Monday, July 27, 2015
Monday, July 20, 2015
Business people evaluate decisions based on the return on investment. Showing an ROI requires you to monetize the value of the benefit. But sometimes the benefit is the avoidance of problems. How can you monetize the value of something that has not happened?
Use a dummy, made up situation to make your point. The process of walking through the potential savings helps prove the negative. If the likelihood of the situation occurring is strong, it will not be a stretch to get a client to assign a monetary value to that situation. For instance, if you charge $25,000 to develop an employee manual, you should be able to make up a reasonable story of a situation that could go wrong. Use this example to demonstrate how the training and policies developed in the manual can avoid the potential costs associated with not having the manual.
Monday, July 13, 2015
Promote yourself sparingly. Be real and genuine. Make sure the achievement you are promoting is significant and adds value to your client relationships. Don’t embellish. Strike the balance between sharing your accomplishments that clients should be interested in with 'wearing out your welcome' by adopting the client's point of view when deciding whether or not to promote an accomplishment. Do this by asking yourself, 'What value, benefit or new capabilities does this accomplishment convey to my clients?'. If you cannot come up with one way in which a client would benefit from this information, it is most likely just empty self promotion. In this case, think hard about what impression this creates among the recipients. If you find one, make sure you include an explanation of the benefit to your clients in your announcement.
Monday, July 6, 2015
It's tempting to open a conversation with a prospective client with a tale of your epic vacation to Tahiti. You had a wonderful time, the weather was beautiful and Tahiti is an exotic place few people get to enjoy. Who wouldn't enjoy hearing about your epic vacation?

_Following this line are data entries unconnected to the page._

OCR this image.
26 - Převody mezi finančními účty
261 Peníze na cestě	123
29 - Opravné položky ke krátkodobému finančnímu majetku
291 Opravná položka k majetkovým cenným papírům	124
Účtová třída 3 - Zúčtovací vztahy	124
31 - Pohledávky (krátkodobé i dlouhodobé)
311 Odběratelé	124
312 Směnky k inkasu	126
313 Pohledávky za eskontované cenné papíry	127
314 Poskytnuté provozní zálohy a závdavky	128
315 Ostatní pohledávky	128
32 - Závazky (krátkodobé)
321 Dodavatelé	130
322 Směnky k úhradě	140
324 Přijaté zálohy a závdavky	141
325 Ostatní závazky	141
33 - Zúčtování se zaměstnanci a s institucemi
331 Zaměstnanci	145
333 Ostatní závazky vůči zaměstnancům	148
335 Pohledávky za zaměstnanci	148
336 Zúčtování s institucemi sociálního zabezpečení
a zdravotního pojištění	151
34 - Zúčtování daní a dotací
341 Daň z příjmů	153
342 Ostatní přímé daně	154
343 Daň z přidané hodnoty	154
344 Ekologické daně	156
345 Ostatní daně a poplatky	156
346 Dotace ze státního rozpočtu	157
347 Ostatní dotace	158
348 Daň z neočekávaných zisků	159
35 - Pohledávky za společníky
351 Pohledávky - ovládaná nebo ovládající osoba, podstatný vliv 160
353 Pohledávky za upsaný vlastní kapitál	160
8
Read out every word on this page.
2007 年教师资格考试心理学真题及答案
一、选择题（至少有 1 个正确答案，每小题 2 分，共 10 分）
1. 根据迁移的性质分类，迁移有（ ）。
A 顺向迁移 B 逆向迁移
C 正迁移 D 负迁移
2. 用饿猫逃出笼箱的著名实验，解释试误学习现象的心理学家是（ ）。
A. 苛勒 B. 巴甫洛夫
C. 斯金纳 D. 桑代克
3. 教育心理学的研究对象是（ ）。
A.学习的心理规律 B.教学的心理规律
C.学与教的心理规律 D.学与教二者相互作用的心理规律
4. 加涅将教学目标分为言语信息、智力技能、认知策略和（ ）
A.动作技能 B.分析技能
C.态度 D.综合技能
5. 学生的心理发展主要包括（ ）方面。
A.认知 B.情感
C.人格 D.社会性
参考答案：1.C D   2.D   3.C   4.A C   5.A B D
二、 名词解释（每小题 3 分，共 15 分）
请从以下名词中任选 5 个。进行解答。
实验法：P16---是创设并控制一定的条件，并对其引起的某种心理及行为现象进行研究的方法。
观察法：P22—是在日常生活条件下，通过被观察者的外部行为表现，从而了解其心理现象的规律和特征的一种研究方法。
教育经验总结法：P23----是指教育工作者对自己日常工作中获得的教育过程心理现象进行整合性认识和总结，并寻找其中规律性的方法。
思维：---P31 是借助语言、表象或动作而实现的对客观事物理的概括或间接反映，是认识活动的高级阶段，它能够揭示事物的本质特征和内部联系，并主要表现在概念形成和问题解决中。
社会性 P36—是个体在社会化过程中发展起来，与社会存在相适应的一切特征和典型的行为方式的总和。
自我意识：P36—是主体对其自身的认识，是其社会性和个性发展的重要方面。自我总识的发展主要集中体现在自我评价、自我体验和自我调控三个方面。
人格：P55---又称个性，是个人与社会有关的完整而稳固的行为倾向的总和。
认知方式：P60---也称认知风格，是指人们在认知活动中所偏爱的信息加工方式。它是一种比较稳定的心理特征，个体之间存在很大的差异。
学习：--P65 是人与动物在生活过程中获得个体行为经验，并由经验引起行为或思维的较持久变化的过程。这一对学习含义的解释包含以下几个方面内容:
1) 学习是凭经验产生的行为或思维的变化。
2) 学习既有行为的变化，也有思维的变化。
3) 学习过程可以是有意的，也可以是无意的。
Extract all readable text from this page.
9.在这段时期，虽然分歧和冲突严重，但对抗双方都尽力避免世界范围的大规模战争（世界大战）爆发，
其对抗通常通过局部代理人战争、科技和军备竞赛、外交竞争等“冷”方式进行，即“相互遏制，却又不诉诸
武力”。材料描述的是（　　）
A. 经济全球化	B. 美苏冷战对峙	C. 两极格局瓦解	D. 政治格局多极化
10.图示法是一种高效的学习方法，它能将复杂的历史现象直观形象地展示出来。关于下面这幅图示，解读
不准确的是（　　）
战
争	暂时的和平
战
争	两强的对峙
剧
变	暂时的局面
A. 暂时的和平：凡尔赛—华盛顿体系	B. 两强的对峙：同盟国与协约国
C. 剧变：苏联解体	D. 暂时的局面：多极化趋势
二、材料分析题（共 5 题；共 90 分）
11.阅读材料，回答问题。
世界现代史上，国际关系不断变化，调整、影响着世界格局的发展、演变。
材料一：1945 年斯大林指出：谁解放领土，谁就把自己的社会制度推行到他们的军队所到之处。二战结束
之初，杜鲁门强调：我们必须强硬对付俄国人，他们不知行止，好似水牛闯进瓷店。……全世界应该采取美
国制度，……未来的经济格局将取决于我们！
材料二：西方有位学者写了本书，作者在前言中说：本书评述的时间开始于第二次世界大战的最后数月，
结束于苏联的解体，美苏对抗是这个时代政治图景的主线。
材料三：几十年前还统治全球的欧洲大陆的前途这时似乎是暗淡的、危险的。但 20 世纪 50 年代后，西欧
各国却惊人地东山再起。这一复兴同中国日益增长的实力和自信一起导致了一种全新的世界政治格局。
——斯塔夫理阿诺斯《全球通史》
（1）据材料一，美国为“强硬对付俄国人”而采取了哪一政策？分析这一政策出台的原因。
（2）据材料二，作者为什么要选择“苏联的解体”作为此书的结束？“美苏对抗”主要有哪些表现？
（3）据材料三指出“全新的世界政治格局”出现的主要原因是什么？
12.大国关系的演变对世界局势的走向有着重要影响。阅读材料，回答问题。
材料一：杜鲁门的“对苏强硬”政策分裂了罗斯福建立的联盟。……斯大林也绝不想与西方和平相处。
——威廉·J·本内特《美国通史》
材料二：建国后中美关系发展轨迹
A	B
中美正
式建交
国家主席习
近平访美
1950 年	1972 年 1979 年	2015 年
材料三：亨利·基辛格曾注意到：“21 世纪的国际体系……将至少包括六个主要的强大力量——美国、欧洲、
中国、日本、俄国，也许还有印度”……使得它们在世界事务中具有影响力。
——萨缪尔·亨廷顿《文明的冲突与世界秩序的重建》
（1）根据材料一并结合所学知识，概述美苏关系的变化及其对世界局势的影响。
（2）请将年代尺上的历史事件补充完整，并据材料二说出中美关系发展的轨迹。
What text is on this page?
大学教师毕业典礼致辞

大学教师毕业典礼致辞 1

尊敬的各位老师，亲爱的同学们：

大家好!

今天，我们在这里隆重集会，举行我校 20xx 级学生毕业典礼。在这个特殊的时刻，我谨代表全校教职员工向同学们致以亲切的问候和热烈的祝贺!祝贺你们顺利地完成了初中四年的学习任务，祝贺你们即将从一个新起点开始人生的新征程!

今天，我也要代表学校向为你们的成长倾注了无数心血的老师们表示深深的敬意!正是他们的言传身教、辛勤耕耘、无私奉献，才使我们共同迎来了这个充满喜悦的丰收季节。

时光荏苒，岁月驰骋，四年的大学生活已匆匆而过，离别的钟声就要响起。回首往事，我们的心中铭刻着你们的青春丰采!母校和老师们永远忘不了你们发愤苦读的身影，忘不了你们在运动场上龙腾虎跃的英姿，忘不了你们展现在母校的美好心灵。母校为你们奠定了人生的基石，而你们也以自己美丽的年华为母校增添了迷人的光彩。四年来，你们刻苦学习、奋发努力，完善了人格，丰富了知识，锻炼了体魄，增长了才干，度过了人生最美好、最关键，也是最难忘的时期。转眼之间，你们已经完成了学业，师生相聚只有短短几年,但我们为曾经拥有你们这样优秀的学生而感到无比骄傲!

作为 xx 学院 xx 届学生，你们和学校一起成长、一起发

It turns out, you will feel worse off after having told the story because people will feel less like you. I've noticed this phenomenon in my own sales presentations but didn't understand why this occurred. Epic tales (a large purchase or exotic vacation, for instance) are extraordinary. To be extraordinary is to be different, and social interaction is grounded in similarities. It runs counter to what you would expect, but social research backs this idea up. Participants in a recent study thought that sharing their extraordinary experiences would make for an engaging conversation. But in fact, the opposite happened as the people being told the extraordinary story felt more distant and less able to relate to them.